Security researchers from Palo Alto Networks’ Unit 42 warn about the high-severity vulnerability in the JsonWebToken open-source JavaScript package that could be exploited to achieve remote code execution (RCE).
The vulnerability which is tracked as CVE-2022-23529 (CVSS score of 7.6), was found in the package’s verify function and can be exploited using a maliciously crafted JSON JWT request.
JsonWebToken is an open-source JavaScript package that allows you to verify and signing of web token (JWT) requests. JsonWebToken is used in many applications for authentication and authorization. The project is been developed and maintained by the Auth0 team and has more than 9 million weekly downloads.
The library is used in open-source projects created by Microsoft, Twilio, Salesforce, Intuit, Box, IBM, DocuSign, Slack, SAP, and many more.
During the authentication process, the user-supplied credentials are sent to the authentication endpoint, which validates the information and issues a JWT signed with a secret key. When a user requests access to resources, the application sends a request containing a JWT in the authorization header, which is verified using the secret key.

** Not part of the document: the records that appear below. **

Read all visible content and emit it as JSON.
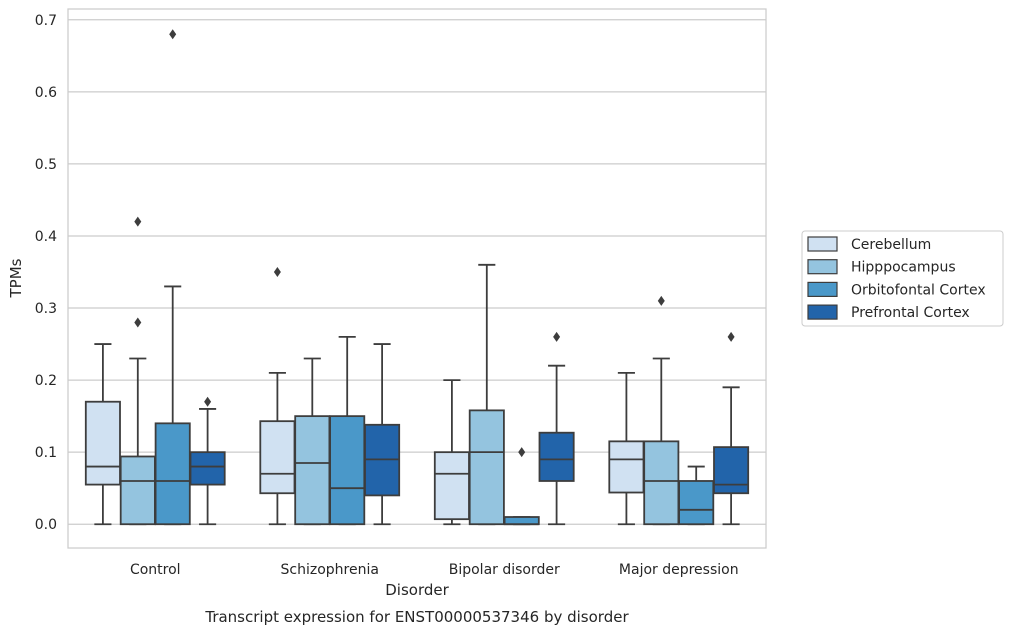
{
  "chart_data": {
    "type": "box",
    "caption": "Transcript expression for ENST00000537346 by disorder",
    "xlabel": "Disorder",
    "ylabel": "TPMs",
    "ylim": [
      -0.033,
      0.715
    ],
    "yticks": [
      "0.0",
      "0.1",
      "0.2",
      "0.3",
      "0.4",
      "0.5",
      "0.6",
      "0.7"
    ],
    "grid": true,
    "legend_position": "right",
    "categories": [
      "Control",
      "Schizophrenia",
      "Bipolar disorder",
      "Major depression"
    ],
    "series": [
      {
        "name": "Cerebellum",
        "color": "#d0e1f2",
        "boxes": [
          {
            "whislo": 0.0,
            "q1": 0.055,
            "med": 0.08,
            "q3": 0.17,
            "whishi": 0.25,
            "fliers": []
          },
          {
            "whislo": 0.0,
            "q1": 0.043,
            "med": 0.07,
            "q3": 0.143,
            "whishi": 0.21,
            "fliers": [
              0.35
            ]
          },
          {
            "whislo": 0.0,
            "q1": 0.007,
            "med": 0.07,
            "q3": 0.1,
            "whishi": 0.2,
            "fliers": []
          },
          {
            "whislo": 0.0,
            "q1": 0.044,
            "med": 0.09,
            "q3": 0.115,
            "whishi": 0.21,
            "fliers": []
          }
        ]
      },
      {
        "name": "Hipppocampus",
        "color": "#94c4df",
        "boxes": [
          {
            "whislo": 0.0,
            "q1": 0.0,
            "med": 0.06,
            "q3": 0.094,
            "whishi": 0.23,
            "fliers": [
              0.28,
              0.42
            ]
          },
          {
            "whislo": 0.0,
            "q1": 0.0,
            "med": 0.085,
            "q3": 0.15,
            "whishi": 0.23,
            "fliers": []
          },
          {
            "whislo": 0.0,
            "q1": 0.0,
            "med": 0.1,
            "q3": 0.158,
            "whishi": 0.36,
            "fliers": []
          },
          {
            "whislo": 0.0,
            "q1": 0.0,
            "med": 0.06,
            "q3": 0.115,
            "whishi": 0.23,
            "fliers": [
              0.31
            ]
          }
        ]
      },
      {
        "name": "Orbitofontal Cortex",
        "color": "#4a98c9",
        "boxes": [
          {
            "whislo": 0.0,
            "q1": 0.0,
            "med": 0.06,
            "q3": 0.14,
            "whishi": 0.33,
            "fliers": [
              0.68
            ]
          },
          {
            "whislo": 0.0,
            "q1": 0.0,
            "med": 0.05,
            "q3": 0.15,
            "whishi": 0.26,
            "fliers": []
          },
          {
            "whislo": 0.0,
            "q1": 0.0,
            "med": 0.0,
            "q3": 0.01,
            "whishi": 0.01,
            "fliers": [
              0.1
            ]
          },
          {
            "whislo": 0.0,
            "q1": 0.0,
            "med": 0.02,
            "q3": 0.06,
            "whishi": 0.08,
            "fliers": []
          }
        ]
      },
      {
        "name": "Prefrontal Cortex",
        "color": "#2264aa",
        "boxes": [
          {
            "whislo": 0.0,
            "q1": 0.055,
            "med": 0.08,
            "q3": 0.1,
            "whishi": 0.16,
            "fliers": [
              0.17
            ]
          },
          {
            "whislo": 0.0,
            "q1": 0.04,
            "med": 0.09,
            "q3": 0.138,
            "whishi": 0.25,
            "fliers": []
          },
          {
            "whislo": 0.0,
            "q1": 0.06,
            "med": 0.09,
            "q3": 0.127,
            "whishi": 0.22,
            "fliers": [
              0.26
            ]
          },
          {
            "whislo": 0.0,
            "q1": 0.043,
            "med": 0.055,
            "q3": 0.107,
            "whishi": 0.19,
            "fliers": [
              0.26
            ]
          }
        ]
      }
    ]
  }
}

The vulnerability is related to JsonWebToken’s verify function, and the method accepts three parameters - the token, the secretOrPublicKey, and options. Due to the lack of a check on the 'secretOrPublicKey' parameter to determine if it's a string or buffer, attackers can send a specially crafted object to perform arbitrary file write on the target machine.
When no allowed algorithms are provided, the package automatically assigns the values within a file provided by the vulnerable parameter, and blindly uses one of its methods.
Because of that, an attacker can abuse the parameter to supply a malicious object to the verify function, override its method, and achieve arbitrary file write. The same technique can also be used to achieve remote code execution (RCE), with a slightly modified payload, the researchers say.
However, the researcher warns that threat actors would first need to compromise the secret management process between an app and a JsonWebToken server, making it harder to exploit and lowering the severity rating to 7.6/10.
The vulnerability, CVE-2022-23529 impacts JsonWebToken version 8.5.1 and earlier and has been addressed with the release of JsonWebToken version 9.0.0. Users are advised to update to the patched version as soon as possible.